4.1. Dataset Introduction

Considering industrial applicability and data reliability, the PHM2010 tool wear dataset was employed in this study. As a widely recognized public benchmark in the field of tool condition monitoring and prediction, the PHM2010 dataset was collected under strictly standardized experimental protocols, providing a reliable and reproducible foundation for research. The core machining parameters include a spindle speed of 10,400 r/min, a feed rate of 1555 mm/min, a radial cutting depth of 0.125 mm, and an axial cutting depth of 0.2 mm. These parameters jointly establish a stable cutting environment, ensuring data consistency and comparability across experiments.

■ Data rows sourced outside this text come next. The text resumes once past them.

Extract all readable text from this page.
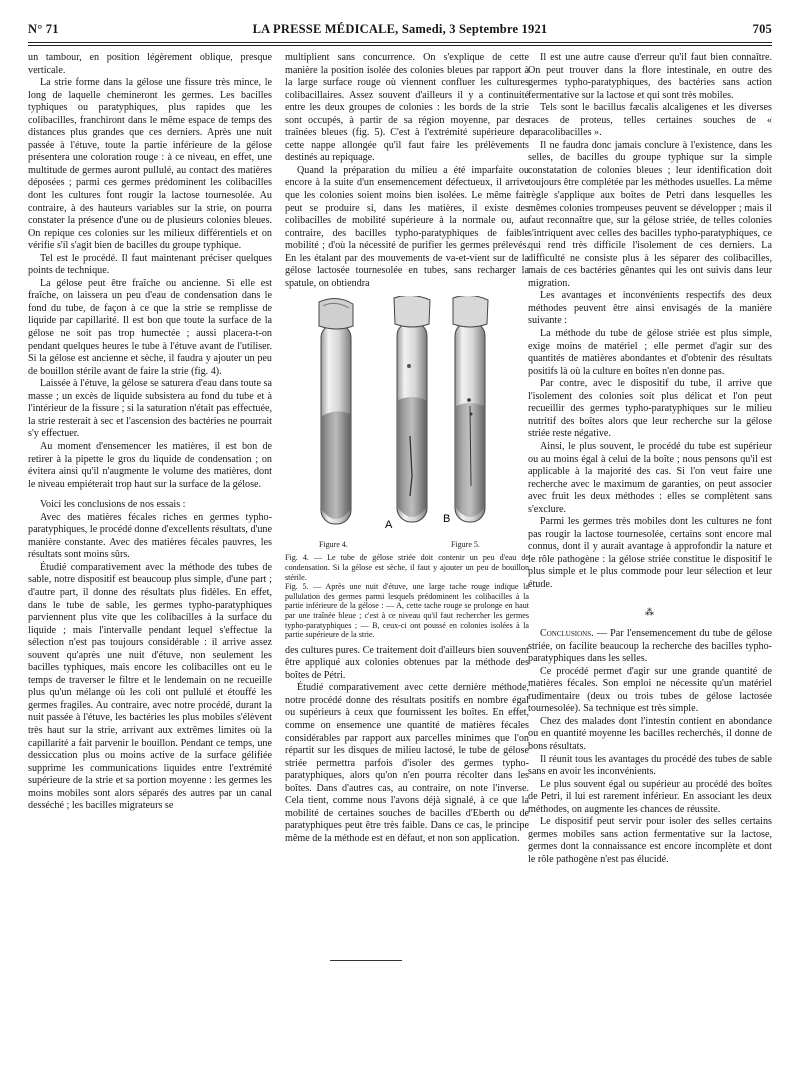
N° 71	LA PRESSE MÉDICALE, Samedi, 3 Septembre 1921	705

un tambour, en position légèrement oblique, presque verticale.

La strie forme dans la gélose une fissure très mince, le long de laquelle chemineront les germes. Les bacilles typhiques ou paratyphiques, plus rapides que les colibacilles, franchiront dans le même espace de temps des distances plus grandes que ces derniers. Après une nuit passée à l'étuve, toute la partie inférieure de la gélose présentera une coloration rouge : à ce niveau, en effet, une multitude de germes auront pullulé, au contact des matières déposées ; parmi ces germes prédominent les colibacilles dont les cultures font rougir la lactose tournesolée. Au contraire, à des hauteurs variables sur la strie, on pourra constater la présence d'une ou de plusieurs colonies bleues. On repique ces colonies sur les milieux différentiels et on vérifie s'il s'agit bien de bacilles du groupe typhique.

Tel est le procédé. Il faut maintenant préciser quelques points de technique.

La gélose peut être fraîche ou ancienne. Si elle est fraîche, on laissera un peu d'eau de condensation dans le fond du tube, de façon à ce que la strie se remplisse de liquide par capillarité. Il est bon que toute la surface de la gélose ne soit pas trop humectée ; aussi placera-t-on pendant quelques heures le tube à l'étuve avant de l'utiliser. Si la gélose est ancienne et sèche, il faudra y ajouter un peu de bouillon stérile avant de faire la strie (fig. 4).

Laissée à l'étuve, la gélose se saturera d'eau dans toute sa masse ; un excès de liquide subsistera au fond du tube et à l'intérieur de la fissure ; si la saturation n'était pas effectuée, la strie resterait à sec et l'ascension des bactéries ne pourrait s'y effectuer.

Au moment d'ensemencer les matières, il est bon de retirer à la pipette le gros du liquide de condensation ; on évitera ainsi qu'il n'augmente le volume des matières, dont le niveau empiéterait trop haut sur la surface de la gélose.

Voici les conclusions de nos essais :

Avec des matières fécales riches en germes typho-paratyphiques, le procédé donne d'excellents résultats, d'une manière constante. Avec des matières fécales pauvres, les résultats sont moins sûrs.

Étudié comparativement avec la méthode des tubes de sable, notre dispositif est beaucoup plus simple, d'une part ; d'autre part, il donne des résultats plus fidèles. En effet, dans le tube de sable, les germes typho-paratyphiques parviennent plus vite que les colibacilles à la surface du liquide ; mais l'intervalle pendant lequel s'effectue la sélection n'est pas toujours considérable : il arrive assez souvent qu'après une nuit d'étuve, non seulement les bacilles typhiques, mais encore les colibacilles ont eu le temps de traverser le filtre et le lendemain on ne recueille plus qu'un mélange où les coli ont pullulé et étouffé les germes fragiles. Au contraire, avec notre procédé, durant la nuit passée à l'étuve, les bactéries les plus mobiles s'élèvent très haut sur la strie, arrivant aux extrêmes limites où la capillarité a fait parvenir le bouillon. Pendant ce temps, une dessiccation plus ou moins active de la surface gélifiée supprime les communications liquides entre l'extrémité supérieure de la strie et sa portion moyenne : les germes les moins mobiles sont alors séparés des autres par un canal desséché ; les bacilles migrateurs se

multiplient sans concurrence. On s'explique de cette manière la position isolée des colonies bleues par rapport à la large surface rouge où viennent confluer les cultures colibacillaires. Assez souvent d'ailleurs il y a continuité entre les deux groupes de colonies : les bords de la strie sont occupés, à partir de sa région moyenne, par des traînées bleues (fig. 5). C'est à l'extrémité supérieure de cette nappe allongée qu'il faut faire les prélèvements destinés au repiquage.

Quand la préparation du milieu a été imparfaite ou encore à la suite d'un ensemencement défectueux, il arrive que les colonies soient moins bien isolées. Le même fait peut se produire si, dans les matières, il existe des colibacilles de mobilité supérieure à la normale ou, au contraire, des bacilles typho-paratyphiques de faible mobilité ; d'où la nécessité de purifier les germes prélevés. En les étalant par des mouvements de va-et-vient sur de la gélose lactosée tournesolée en tubes, sans recharger la spatule, on obtiendra

A	B
Figure 4.	Figure 5.

Fig. 4. — Le tube de gélose striée doit contenir un peu d'eau de condensation. Si la gélose est sèche, il faut y ajouter un peu de bouillon stérile.

Fig. 5. — Après une nuit d'étuve, une large tache rouge indique la pullulation des germes parmi lesquels prédominent les colibacilles à la partie inférieure de la gélose : — A, cette tache rouge se prolonge en haut par une traînée bleue ; c'est à ce niveau qu'il faut rechercher les germes typho-paratyphiques ; — B, ceux-ci ont poussé en colonies isolées à la partie supérieure de la strie.

des cultures pures. Ce traitement doit d'ailleurs bien souvent être appliqué aux colonies obtenues par la méthode des boîtes de Pétri.

Étudié comparativement avec cette dernière méthode, notre procédé donne des résultats positifs en nombre égal ou supérieurs à ceux que fournissent les boîtes. En effet, comme on ensemence une quantité de matières fécales considérables par rapport aux parcelles minimes que l'on répartit sur les disques de milieu lactosé, le tube de gélose striée permettra parfois d'isoler des germes typho-paratyphiques, alors qu'on n'en pourra récolter dans les boîtes. Dans d'autres cas, au contraire, on note l'inverse. Cela tient, comme nous l'avons déjà signalé, à ce que la mobilité de certaines souches de bacilles d'Eberth ou de paratyphiques peut être très faible. Dans ce cas, le principe même de la méthode est en défaut, et non son application.

Il est une autre cause d'erreur qu'il faut bien connaître. On peut trouver dans la flore intestinale, en outre des germes typho-paratyphiques, des bactéries sans action fermentative sur la lactose et qui sont très mobiles.

Tels sont le bacillus fæcalis alcaligenes et les diverses races de proteus, telles certaines souches de « paracolibacilles ».

Il ne faudra donc jamais conclure à l'existence, dans les selles, de bacilles du groupe typhique sur la simple constatation de colonies bleues ; leur identification doit toujours être complétée par les méthodes usuelles. La même règle s'applique aux boîtes de Petri dans lesquelles les mêmes colonies trompeuses peuvent se développer ; mais il faut reconnaître que, sur la gélose striée, de telles colonies s'intriquent avec celles des bacilles typho-paratyphiques, ce qui rend très difficile l'isolement de ces derniers. La difficulté ne consiste plus à les séparer des colibacilles, mais de ces bactéries gênantes qui les ont suivis dans leur migration.

Les avantages et inconvénients respectifs des deux méthodes peuvent être ainsi envisagés de la manière suivante :

La méthode du tube de gélose striée est plus simple, exige moins de matériel ; elle permet d'agir sur des quantités de matières abondantes et d'obtenir des résultats positifs là où la culture en boîtes n'en donne pas.

Par contre, avec le dispositif du tube, il arrive que l'isolement des colonies soit plus délicat et l'on peut recueillir des germes typho-paratyphiques sur le milieu nutritif des boîtes alors que leur recherche sur la gélose striée reste négative.

Ainsi, le plus souvent, le procédé du tube est supérieur ou au moins égal à celui de la boîte ; nous pensons qu'il est applicable à la majorité des cas. Si l'on veut faire une recherche avec le maximum de garanties, on peut associer avec fruit les deux méthodes : elles se complètent sans s'exclure.

Parmi les germes très mobiles dont les cultures ne font pas rougir la lactose tournesolée, certains sont encore mal connus, dont il y aurait avantage à approfondir la nature et le rôle pathogène : la gélose striée constitue le dispositif le plus simple et le plus commode pour leur sélection et leur étude.

⁂

Conclusions. — Par l'ensemencement du tube de gélose striée, on facilite beaucoup la recherche des bacilles typho-paratyphiques dans les selles.

Ce procédé permet d'agir sur une grande quantité de matières fécales. Son emploi ne nécessite qu'un matériel rudimentaire (deux ou trois tubes de gélose lactosée tournesolée). Sa technique est très simple.

Chez des malades dont l'intestin contient en abondance ou en quantité moyenne les bacilles recherchés, il donne de bons résultats.

Il réunit tous les avantages du procédé des tubes de sable sans en avoir les inconvénients.

Le plus souvent égal ou supérieur au procédé des boîtes de Petri, il lui est rarement inférieur. En associant les deux méthodes, on augmente les chances de réussite.

Le dispositif peut servir pour isoler des selles certains germes mobiles sans action fermentative sur la lactose, germes dont la connaissance est encore incomplète et dont le rôle pathogène n'est pas élucidé.
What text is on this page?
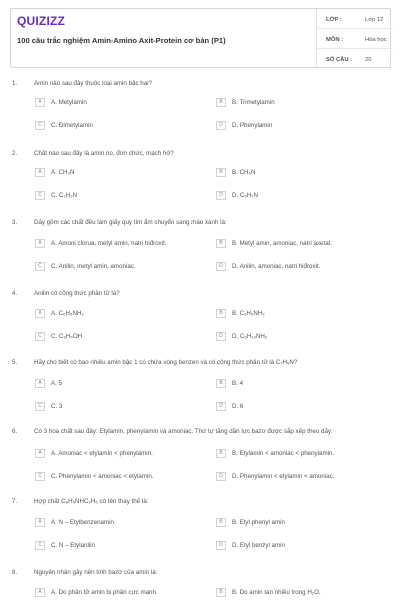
QUIZIZZ
100 câu trắc nghiệm Amin-Amino Axit-Protein cơ bản (P1)
LỚP :	Lớp 12
MÔN :	Hóa học
SỐ CÂU : 20
1.	Amin nào sau đây thuộc loại amin bậc hai?
A	A. Metylamin	B	B. Trimetylamin
C	C. Đimetylamin	D	D. Phenylamin
2.	Chất nào sau đây là amin no, đơn chức, mạch hở?
A	A. CH₃N	B	B. CH₅N
C	C. C₂H₂N	D	D. C₆H₇N
3.	Dãy gồm các chất đều làm giấy quỳ tím ẩm chuyển sang màu xanh là:
A	A. Amoni clorua, metyl amin, natri hiđroxit.	B	B. Metyl amin, amoniac, natri axetat.
C	C. Anilin, metyl amin, amoniac.	D	D. Anilin, amoniac, natri hiđroxit.
4.	Anilin có công thức phân tử là?
A	A. C₆H₅NH₂	B	B. C₂H₅NH₂
C	C. C₆H₅OH	D	D. C₆H₁₃NH₂
5.	Hãy cho biết có bao nhiêu amin bậc 1 có chứa vòng benzen và có công thức phân tử là C₇H₉N?
A	A. 5	B	B. 4
C	C. 3	D	D. 6
6.	Có 3 hóa chất sau đây: Etylamin, phenylamin và amoniac. Thứ tự tăng dần lực bazơ được sắp xếp theo dãy:
A	A. Amoniac < etylamin < phenylamin.	B	B. Etylamin < amoniac < phenylamin.
C	C. Phenylamin < amoniac < etylamin.	D	D. Phenylamin < etylamin < amoniac.
7.	Hợp chất C₆H₅NHC₂H₅ có tên thay thế là:
A	A. N – Etylbenzenamin	B	B. Etyl phenyl amin
C	C. N – Etylanilin	D	D. Etyl benzyl amin
8.	Nguyên nhân gây nên tính bazơ của amin là:
A	A. Do phân tử amin bị phân cực mạnh.	B	B. Do amin tan nhiều trong H₂O.
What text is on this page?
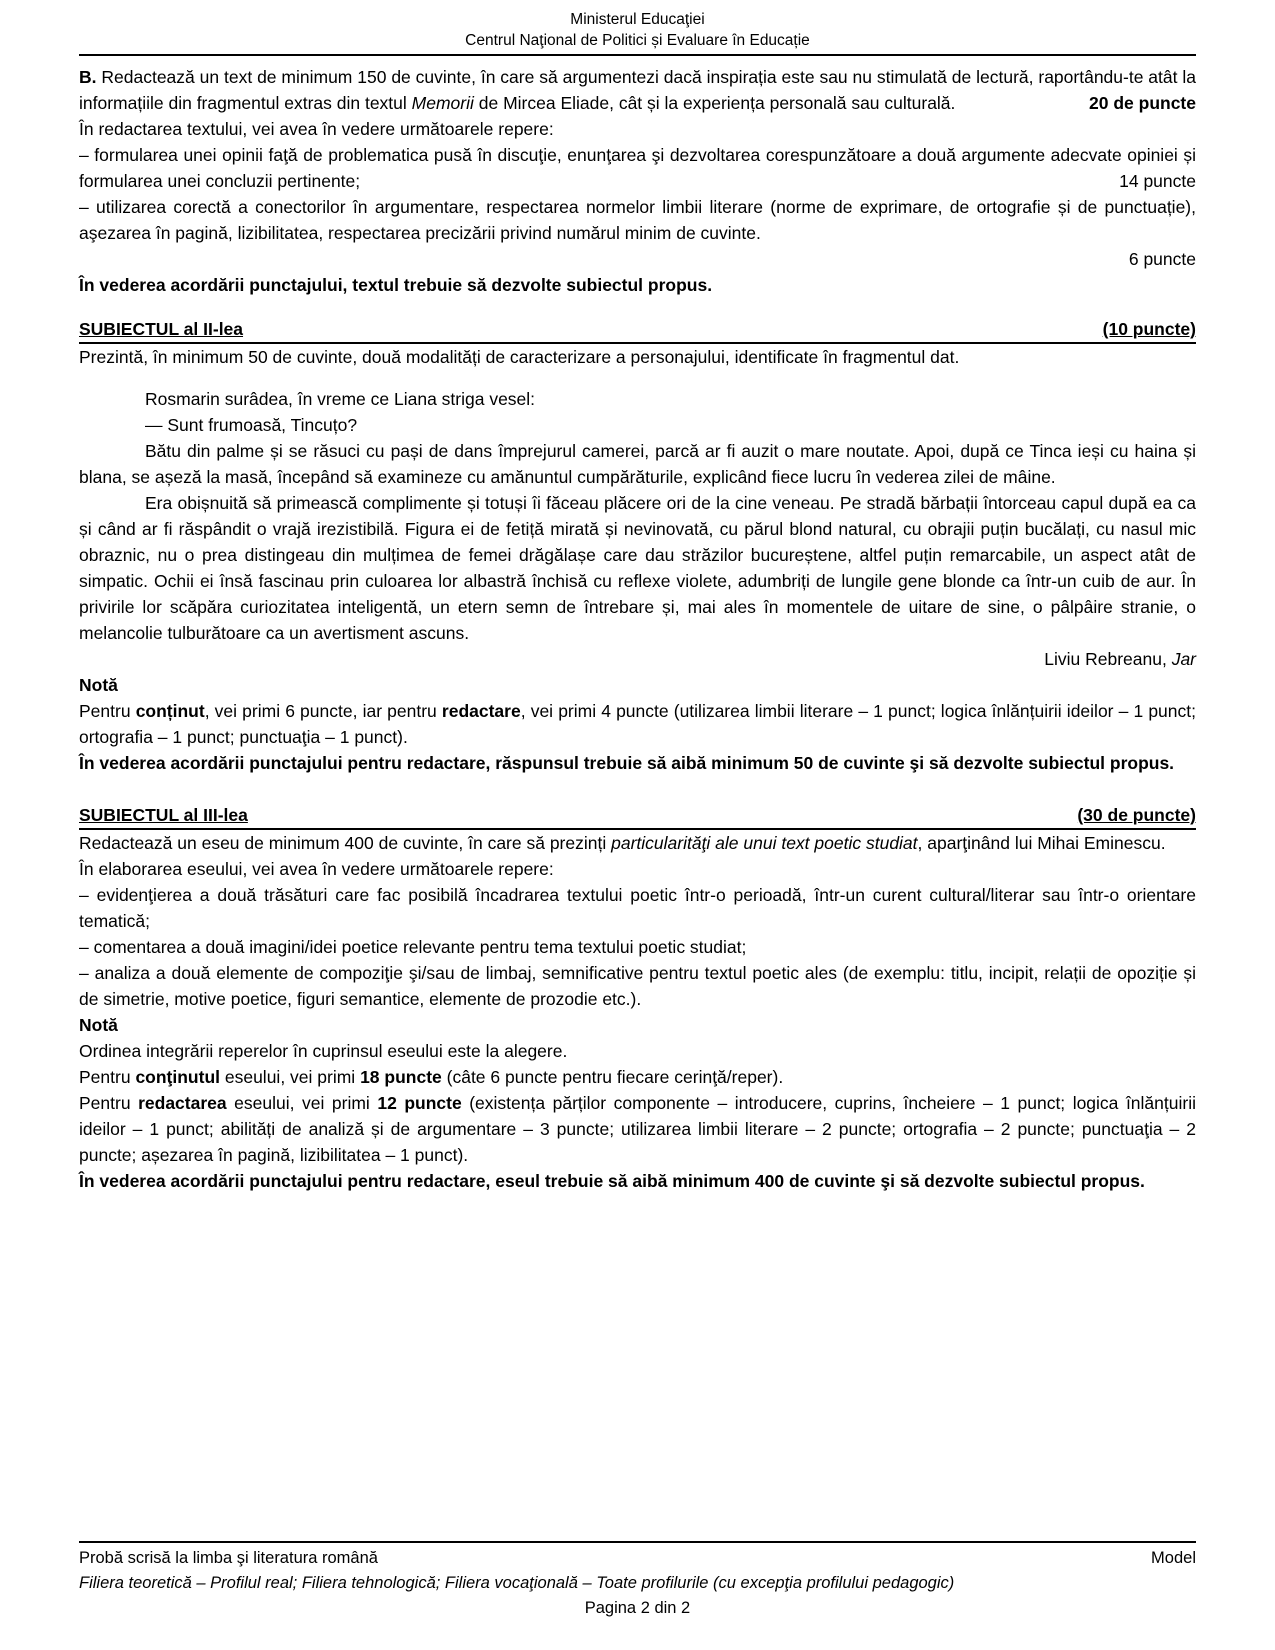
Ministerul Educaţiei
Centrul Naţional de Politici și Evaluare în Educație

B. Redactează un text de minimum 150 de cuvinte, în care să argumentezi dacă inspirația este sau nu stimulată de lectură, raportându-te atât la informațiile din fragmentul extras din textul Memorii de Mircea Eliade, cât și la experiența personală sau culturală.	20 de puncte

În redactarea textului, vei avea în vedere următoarele repere:

– formularea unei opinii faţă de problematica pusă în discuţie, enunţarea şi dezvoltarea corespunzătoare a două argumente adecvate opiniei și formularea unei concluzii pertinente;	14 puncte

– utilizarea corectă a conectorilor în argumentare, respectarea normelor limbii literare (norme de exprimare, de ortografie și de punctuație), aşezarea în pagină, lizibilitatea, respectarea precizării privind numărul minim de cuvinte.

6 puncte

În vederea acordării punctajului, textul trebuie să dezvolte subiectul propus.

SUBIECTUL al II-lea	(10 puncte)

Prezintă, în minimum 50 de cuvinte, două modalități de caracterizare a personajului, identificate în fragmentul dat.

Rosmarin surâdea, în vreme ce Liana striga vesel:

— Sunt frumoasă, Tincuțo?

Bătu din palme și se răsuci cu pași de dans împrejurul camerei, parcă ar fi auzit o mare noutate. Apoi, după ce Tinca ieși cu haina și blana, se așeză la masă, începând să examineze cu amănuntul cumpărăturile, explicând fiece lucru în vederea zilei de mâine.

Era obișnuită să primească complimente și totuși îi făceau plăcere ori de la cine veneau. Pe stradă bărbații întorceau capul după ea ca și când ar fi răspândit o vrajă irezistibilă. Figura ei de fetiță mirată și nevinovată, cu părul blond natural, cu obrajii puțin bucălați, cu nasul mic obraznic, nu o prea distingeau din mulțimea de femei drăgălașe care dau străzilor bucureștene, altfel puțin remarcabile, un aspect atât de simpatic. Ochii ei însă fascinau prin culoarea lor albastră închisă cu reflexe violete, adumbriți de lungile gene blonde ca într-un cuib de aur. În privirile lor scăpăra curiozitatea inteligentă, un etern semn de întrebare și, mai ales în momentele de uitare de sine, o pâlpâire stranie, o melancolie tulburătoare ca un avertisment ascuns.

Liviu Rebreanu, Jar

Notă

Pentru conținut, vei primi 6 puncte, iar pentru redactare, vei primi 4 puncte (utilizarea limbii literare – 1 punct; logica înlănțuirii ideilor – 1 punct; ortografia – 1 punct; punctuaţia – 1 punct).

În vederea acordării punctajului pentru redactare, răspunsul trebuie să aibă minimum 50 de cuvinte şi să dezvolte subiectul propus.

SUBIECTUL al III-lea	(30 de puncte)

Redactează un eseu de minimum 400 de cuvinte, în care să prezinți particularităţi ale unui text poetic studiat, aparţinând lui Mihai Eminescu.

În elaborarea eseului, vei avea în vedere următoarele repere:

– evidenţierea a două trăsături care fac posibilă încadrarea textului poetic într-o perioadă, într-un curent cultural/literar sau într-o orientare tematică;

– comentarea a două imagini/idei poetice relevante pentru tema textului poetic studiat;

– analiza a două elemente de compoziţie şi/sau de limbaj, semnificative pentru textul poetic ales (de exemplu: titlu, incipit, relații de opoziție și de simetrie, motive poetice, figuri semantice, elemente de prozodie etc.).

Notă

Ordinea integrării reperelor în cuprinsul eseului este la alegere.

Pentru conţinutul eseului, vei primi 18 puncte (câte 6 puncte pentru fiecare cerinţă/reper).

Pentru redactarea eseului, vei primi 12 puncte (existența părților componente – introducere, cuprins, încheiere – 1 punct; logica înlănțuirii ideilor – 1 punct; abilități de analiză și de argumentare – 3 puncte; utilizarea limbii literare – 2 puncte; ortografia – 2 puncte; punctuaţia – 2 puncte; așezarea în pagină, lizibilitatea – 1 punct).

În vederea acordării punctajului pentru redactare, eseul trebuie să aibă minimum 400 de cuvinte şi să dezvolte subiectul propus.

Probă scrisă la limba şi literatura română	Model

Filiera teoretică – Profilul real; Filiera tehnologică; Filiera vocaţională – Toate profilurile (cu excepţia profilului pedagogic)

Pagina 2 din 2
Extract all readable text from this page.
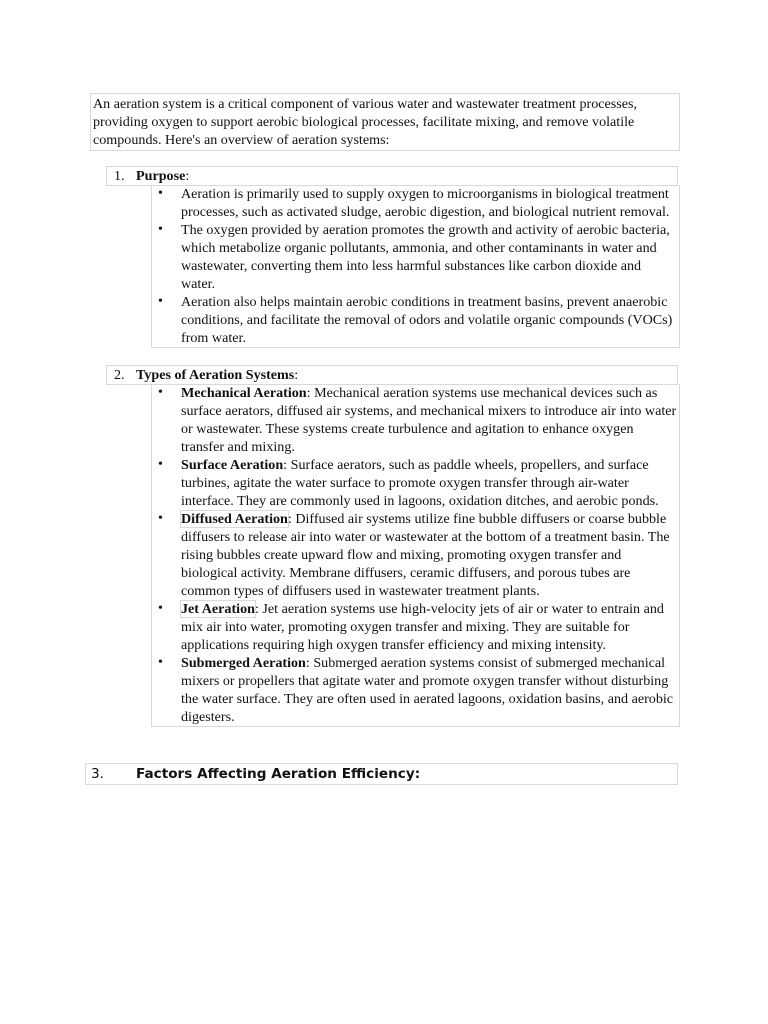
An aeration system is a critical component of various water and wastewater treatment processes, providing oxygen to support aerobic biological processes, facilitate mixing, and remove volatile compounds. Here's an overview of aeration systems:
1. Purpose:
• Aeration is primarily used to supply oxygen to microorganisms in biological treatment processes, such as activated sludge, aerobic digestion, and biological nutrient removal.
• The oxygen provided by aeration promotes the growth and activity of aerobic bacteria, which metabolize organic pollutants, ammonia, and other contaminants in water and wastewater, converting them into less harmful substances like carbon dioxide and water.
• Aeration also helps maintain aerobic conditions in treatment basins, prevent anaerobic conditions, and facilitate the removal of odors and volatile organic compounds (VOCs) from water.
2. Types of Aeration Systems:
• Mechanical Aeration: Mechanical aeration systems use mechanical devices such as surface aerators, diffused air systems, and mechanical mixers to introduce air into water or wastewater. These systems create turbulence and agitation to enhance oxygen transfer and mixing.
• Surface Aeration: Surface aerators, such as paddle wheels, propellers, and surface turbines, agitate the water surface to promote oxygen transfer through air-water interface. They are commonly used in lagoons, oxidation ditches, and aerobic ponds.
• Diffused Aeration: Diffused air systems utilize fine bubble diffusers or coarse bubble diffusers to release air into water or wastewater at the bottom of a treatment basin. The rising bubbles create upward flow and mixing, promoting oxygen transfer and biological activity. Membrane diffusers, ceramic diffusers, and porous tubes are common types of diffusers used in wastewater treatment plants.
• Jet Aeration: Jet aeration systems use high-velocity jets of air or water to entrain and mix air into water, promoting oxygen transfer and mixing. They are suitable for applications requiring high oxygen transfer efficiency and mixing intensity.
• Submerged Aeration: Submerged aeration systems consist of submerged mechanical mixers or propellers that agitate water and promote oxygen transfer without disturbing the water surface. They are often used in aerated lagoons, oxidation basins, and aerobic digesters.
3. Factors Affecting Aeration Efficiency:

During the experiments, six cemented carbide ball-end milling tools (C1–C6) were employed to machine Inconel 718 workpieces, each performing 315 cutting cycles. The mechanical properties of Inconel 718 provided typical loading conditions for investigating the tool wear process. Among the six tools, C1, C4, and C6 were selected for analysis. According to the actual wear depth, the degradation progression of each tool was categorized into four stages: initial wear (0–30 μm), steady wear (30–90 μm), severe wear (90–150 μm), and failure wear (≥150 μm). The experimental conditions are summarized in Table 1, and the experimental setup is illustrated in Figure 5.

4.2. Signal Pretreatment

4.2.1. Sensor Data Standardization

To mitigate differences among heterogeneous sensor modalities (cutting force, vibration, and acoustic emission) and ensure feature scale parity, a consolidated standardization strategy was implemented:

X_{n o r m} = \frac{X - μ}{σ}

(7)

where X is the raw sensor signal;

μ

and

σ

represent the mean and standard deviation calculated exclusively on the training set. These statistics are then applied to standardize the training, validation, and test sets, ensuring that no information from the test set influences the preprocessing parameters and thus preventing data leakage.

4.2.2. Tensor Structure

To ensure strict data independence, the final T data points from the steady-state cutting region of each independent cutting cycle were strictly extracted. This approach ensures a unique, one-to-one mapping between each physical cutting pass and an independent feature tensor, thereby guaranteeing strict data independence for the validation process. Consequently, the raw time-series sensor data is transformed into a three-dimensional feature tensor X, defined as follows:

X \in R^{N \times T \times S}

(8)

where N is the total number of collected samples, T is the number of time steps per sample (T = 20,000 in this work), and S denotes the 7 sensor channels.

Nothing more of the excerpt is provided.